Es geht spannend weiter. Forrester und Zinnober schaffen es nach Caledonia 4, aber ab da läuft alles schief.

Die Likuthaner sind also Psioniker (wird im Glossar nicht erwähnt). Die Fähigkeit zur Teleportation hätte ich auch gerne, aber es ist nicht sicher, dass die Likuthaner die haben. Sie würden vermutlich nicht auf Raumschiffen hinter jemand herjagen, wenn sie teleportieren könnten.

Ich muss sagen, Forrester ärgert mich total. Natürlich kann ich verstehen, dass er seine Tochter retten will. Ich hätte mich auch nicht um das große Ganze geschert, wenn es um mein Kind ginge.

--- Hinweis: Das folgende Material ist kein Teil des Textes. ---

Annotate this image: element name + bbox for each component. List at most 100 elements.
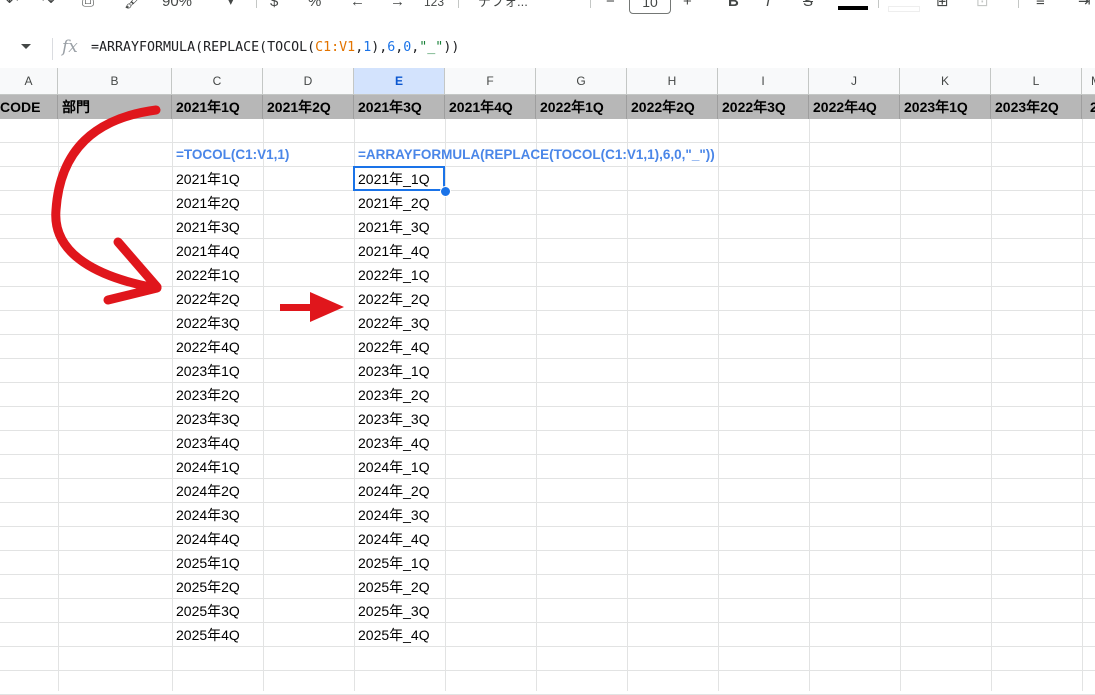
currency-button[interactable]: $ — [270, 0, 278, 12]
column-header-g[interactable]: G — [536, 68, 627, 95]
column-c-cell[interactable]: 2023年1Q — [172, 359, 240, 383]
column-e-cell[interactable]: 2022年_3Q — [354, 311, 430, 335]
column-c-cell[interactable]: 2023年4Q — [172, 431, 240, 455]
cell-j1[interactable]: 2022年4Q — [809, 95, 900, 119]
grid-hline — [0, 502, 1095, 503]
text-color-icon[interactable] — [838, 6, 868, 10]
cell-e1[interactable]: 2021年3Q — [354, 95, 445, 119]
paint-format-icon[interactable]: 🖌 — [124, 0, 143, 12]
column-e-cell[interactable]: 2022年_1Q — [354, 263, 430, 287]
increase-decimal-icon[interactable]: → — [390, 0, 405, 12]
undo-icon[interactable]: ↶ — [6, 0, 19, 12]
borders-icon[interactable]: ⊞ — [936, 0, 949, 12]
cell-e3-formula[interactable]: =ARRAYFORMULA(REPLACE(TOCOL(C1:V1,1),6,0… — [354, 143, 715, 167]
italic-icon[interactable]: I — [766, 0, 770, 12]
column-e-cell[interactable]: 2021年_4Q — [354, 239, 430, 263]
column-header-i[interactable]: I — [718, 68, 809, 95]
column-header-j[interactable]: J — [809, 68, 900, 95]
column-c-cell[interactable]: 2022年3Q — [172, 311, 240, 335]
cell-k1[interactable]: 2023年1Q — [900, 95, 991, 119]
cell-c3-formula[interactable]: =TOCOL(C1:V1,1) — [172, 143, 289, 167]
column-e-cell[interactable]: 2022年_4Q — [354, 335, 430, 359]
column-e-cell[interactable]: 2021年_3Q — [354, 215, 430, 239]
column-header-a[interactable]: A — [0, 68, 58, 95]
column-e-cell[interactable]: 2023年_4Q — [354, 431, 430, 455]
grid-hline — [0, 406, 1095, 407]
column-e-cell[interactable]: 2022年_2Q — [354, 287, 430, 311]
align-icon[interactable]: ≡ — [1036, 0, 1045, 12]
column-c-cell[interactable]: 2024年4Q — [172, 527, 240, 551]
column-e-cell[interactable]: 2024年_2Q — [354, 479, 430, 503]
selected-cell-e4[interactable] — [353, 166, 445, 191]
cell-i1[interactable]: 2022年3Q — [718, 95, 809, 119]
print-icon[interactable]: ⎙ — [82, 0, 94, 12]
column-header-b[interactable]: B — [58, 68, 172, 95]
bold-icon[interactable]: B — [728, 0, 739, 12]
font-size-increase[interactable]: + — [683, 0, 692, 12]
decrease-decimal-icon[interactable]: ← — [350, 0, 365, 12]
column-c-cell[interactable]: 2024年3Q — [172, 503, 240, 527]
grid-hline — [0, 646, 1095, 647]
zoom-select[interactable]: 90% — [162, 0, 192, 12]
column-c-cell[interactable]: 2023年2Q — [172, 383, 240, 407]
column-c-cell[interactable]: 2025年3Q — [172, 599, 240, 623]
column-c-cell[interactable]: 2023年3Q — [172, 407, 240, 431]
formula-input[interactable]: =ARRAYFORMULA(REPLACE(TOCOL(C1:V1,1),6,0… — [91, 40, 459, 55]
column-header-k[interactable]: K — [900, 68, 991, 95]
column-e-cell[interactable]: 2023年_3Q — [354, 407, 430, 431]
font-select[interactable]: デフォ... — [478, 0, 528, 12]
font-size-input[interactable]: 10 — [629, 0, 671, 14]
column-e-cell[interactable]: 2024年_4Q — [354, 527, 430, 551]
column-e-cell[interactable]: 2021年_2Q — [354, 191, 430, 215]
column-header-e[interactable]: E — [354, 68, 445, 95]
merge-icon[interactable]: ⊡ — [976, 0, 989, 12]
cell-m1[interactable]: 20 — [1082, 95, 1095, 119]
column-header-l[interactable]: L — [991, 68, 1082, 95]
column-e-cell[interactable]: 2024年_3Q — [354, 503, 430, 527]
cell-d1[interactable]: 2021年2Q — [263, 95, 354, 119]
column-c-cell[interactable]: 2025年4Q — [172, 623, 240, 647]
grid-hline — [0, 286, 1095, 287]
number-format-button[interactable]: 123 — [424, 0, 444, 12]
column-c-cell[interactable]: 2022年2Q — [172, 287, 240, 311]
column-c-cell[interactable]: 2024年1Q — [172, 455, 240, 479]
column-e-cell[interactable]: 2025年_3Q — [354, 599, 430, 623]
strikethrough-icon[interactable]: S — [803, 0, 813, 12]
cell-a1[interactable]: CODE — [0, 95, 58, 119]
percent-button[interactable]: % — [308, 0, 321, 12]
fill-handle[interactable] — [440, 186, 451, 197]
column-e-cell[interactable]: 2025年_1Q — [354, 551, 430, 575]
column-e-cell[interactable]: 2025年_2Q — [354, 575, 430, 599]
column-c-cell[interactable]: 2022年1Q — [172, 263, 240, 287]
column-e-cell[interactable]: 2025年_4Q — [354, 623, 430, 647]
font-size-decrease[interactable]: − — [606, 0, 615, 12]
column-c-cell[interactable]: 2021年3Q — [172, 215, 240, 239]
column-c-cell[interactable]: 2024年2Q — [172, 479, 240, 503]
column-e-cell[interactable]: 2024年_1Q — [354, 455, 430, 479]
column-e-cell[interactable]: 2023年_2Q — [354, 383, 430, 407]
column-c-cell[interactable]: 2021年4Q — [172, 239, 240, 263]
column-header-h[interactable]: H — [627, 68, 718, 95]
column-c-cell[interactable]: 2021年2Q — [172, 191, 240, 215]
cell-g1[interactable]: 2022年1Q — [536, 95, 627, 119]
column-header-f[interactable]: F — [445, 68, 536, 95]
cell-b1[interactable]: 部門 — [58, 95, 172, 119]
fill-color-icon[interactable] — [888, 6, 920, 12]
redo-icon[interactable]: ↷ — [42, 0, 55, 12]
grid-hline — [0, 574, 1095, 575]
column-c-cell[interactable]: 2025年1Q — [172, 551, 240, 575]
cell-h1[interactable]: 2022年2Q — [627, 95, 718, 119]
cell-l1[interactable]: 2023年2Q — [991, 95, 1082, 119]
column-c-cell[interactable]: 2021年1Q — [172, 167, 240, 191]
column-header-d[interactable]: D — [263, 68, 354, 95]
column-e-cell[interactable]: 2023年_1Q — [354, 359, 430, 383]
namebox-dropdown-icon[interactable] — [21, 44, 31, 49]
column-header-c[interactable]: C — [172, 68, 263, 95]
zoom-dropdown-icon[interactable]: ▾ — [228, 0, 234, 12]
column-c-cell[interactable]: 2022年4Q — [172, 335, 240, 359]
wrap-icon[interactable]: ⇥ — [1078, 0, 1091, 12]
column-c-cell[interactable]: 2025年2Q — [172, 575, 240, 599]
cell-f1[interactable]: 2021年4Q — [445, 95, 536, 119]
cell-c1[interactable]: 2021年1Q — [172, 95, 263, 119]
column-header-m[interactable]: M — [1082, 68, 1095, 95]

Aber war es wirklich nötig, Aurelius das Armband wegzunehmen das sein Überleben sichert? Damit stellt er sich auf eine Stufe mit den Likuthanern und jeglichem sonstigen Gesindel in der Galaxie.

Schließlich war Aurelius doch während der Entführung vollkommen Kooperativ, ohne seine Schutzblase wären sie doch gar nicht so weit gekommen. Ich weiß noch nicht so recht, ob ich Forrester mag, momentan eher nicht. Ich habe auch nicht wirklich allzu große Hoffnung, dass er mir ans Herz wachsen wird. Im englischen sagt man so schön: a leopard cannot change its spots.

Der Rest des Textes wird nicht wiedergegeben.